No, the answer is no.

Which means it’s possible.

It’s also possible that he’s just trying to scare me, but that doesn’t do much to calm my hammering nerves.

“I’m not opening the door,” I manage to say, my heartbeat shattering in my chest. “So you can slip your twisted note under the door or you can go to hell. I don’t care.”

He sighs. “Fine. But if he doesn’t pay me…”

He leaves the threat unfinished, but I’m not worried about him. I’m worried about Derrick, about the sick lunatic who’s returned to make my life a living hell for the second time.

How can I possibly become a mother with him stalking me?

The man pushes a folded-up piece of paper under the door.

I wait until I hear him walk away, and then dart forward and grab it, being careful not to stumble with the knife in my hand.
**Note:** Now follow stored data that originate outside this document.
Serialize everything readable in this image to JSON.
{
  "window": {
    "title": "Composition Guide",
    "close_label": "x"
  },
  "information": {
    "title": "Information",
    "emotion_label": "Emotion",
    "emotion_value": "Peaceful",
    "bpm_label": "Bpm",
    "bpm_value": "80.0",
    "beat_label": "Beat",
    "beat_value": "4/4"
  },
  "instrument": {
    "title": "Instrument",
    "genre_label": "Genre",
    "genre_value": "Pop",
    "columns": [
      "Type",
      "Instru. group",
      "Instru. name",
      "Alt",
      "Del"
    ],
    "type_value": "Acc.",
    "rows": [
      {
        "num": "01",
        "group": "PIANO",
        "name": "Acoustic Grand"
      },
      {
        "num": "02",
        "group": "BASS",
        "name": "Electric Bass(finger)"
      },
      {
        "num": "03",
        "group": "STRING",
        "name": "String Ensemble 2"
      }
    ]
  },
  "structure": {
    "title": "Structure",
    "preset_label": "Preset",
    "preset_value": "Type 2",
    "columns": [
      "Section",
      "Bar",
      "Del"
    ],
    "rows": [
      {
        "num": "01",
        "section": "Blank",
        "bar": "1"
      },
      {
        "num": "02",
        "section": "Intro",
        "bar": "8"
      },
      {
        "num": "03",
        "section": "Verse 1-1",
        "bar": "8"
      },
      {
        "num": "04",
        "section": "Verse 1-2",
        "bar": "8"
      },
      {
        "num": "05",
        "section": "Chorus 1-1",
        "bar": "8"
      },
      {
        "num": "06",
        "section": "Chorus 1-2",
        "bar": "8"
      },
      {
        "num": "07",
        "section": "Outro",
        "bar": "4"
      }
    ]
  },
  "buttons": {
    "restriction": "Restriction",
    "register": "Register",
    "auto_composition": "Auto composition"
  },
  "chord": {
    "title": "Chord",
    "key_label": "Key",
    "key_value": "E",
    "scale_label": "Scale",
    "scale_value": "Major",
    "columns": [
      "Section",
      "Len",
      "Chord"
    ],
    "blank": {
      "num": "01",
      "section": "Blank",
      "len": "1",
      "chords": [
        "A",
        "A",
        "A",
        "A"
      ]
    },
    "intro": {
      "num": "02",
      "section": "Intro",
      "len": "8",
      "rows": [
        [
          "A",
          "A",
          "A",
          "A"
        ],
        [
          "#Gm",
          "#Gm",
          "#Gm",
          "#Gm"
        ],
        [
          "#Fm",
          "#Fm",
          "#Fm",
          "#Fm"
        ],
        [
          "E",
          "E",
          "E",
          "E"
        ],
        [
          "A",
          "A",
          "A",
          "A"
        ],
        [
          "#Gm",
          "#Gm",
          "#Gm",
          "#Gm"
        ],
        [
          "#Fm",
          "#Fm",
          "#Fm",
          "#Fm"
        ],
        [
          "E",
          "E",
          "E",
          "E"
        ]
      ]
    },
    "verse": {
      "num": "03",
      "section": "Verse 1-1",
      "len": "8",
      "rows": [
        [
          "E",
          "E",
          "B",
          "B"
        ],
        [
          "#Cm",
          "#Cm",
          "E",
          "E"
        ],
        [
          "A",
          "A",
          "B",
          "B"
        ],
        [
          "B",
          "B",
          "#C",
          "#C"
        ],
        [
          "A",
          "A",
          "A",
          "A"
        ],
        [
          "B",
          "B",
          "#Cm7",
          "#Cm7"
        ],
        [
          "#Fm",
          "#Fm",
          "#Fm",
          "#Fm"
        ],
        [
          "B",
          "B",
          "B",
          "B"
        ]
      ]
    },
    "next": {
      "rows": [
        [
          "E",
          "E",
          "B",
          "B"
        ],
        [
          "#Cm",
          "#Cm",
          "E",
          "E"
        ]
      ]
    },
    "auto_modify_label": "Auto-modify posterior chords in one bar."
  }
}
I pick it up to find the familiar-looking handwriting – a jagged scrawl – taunting me from the paper.

I’ve come back to claim what’s mine. Don’t worry, my sweet angel. I’m watching you. Love, D.

I yell when my cell phone blares from the kitchen divider, dropping the note and the knife, my heartbeat feeling like it’s going to throttle me.

Who’s calling?

Is it Derrick?

Oh, God, why can’t he just leave me the heck alone?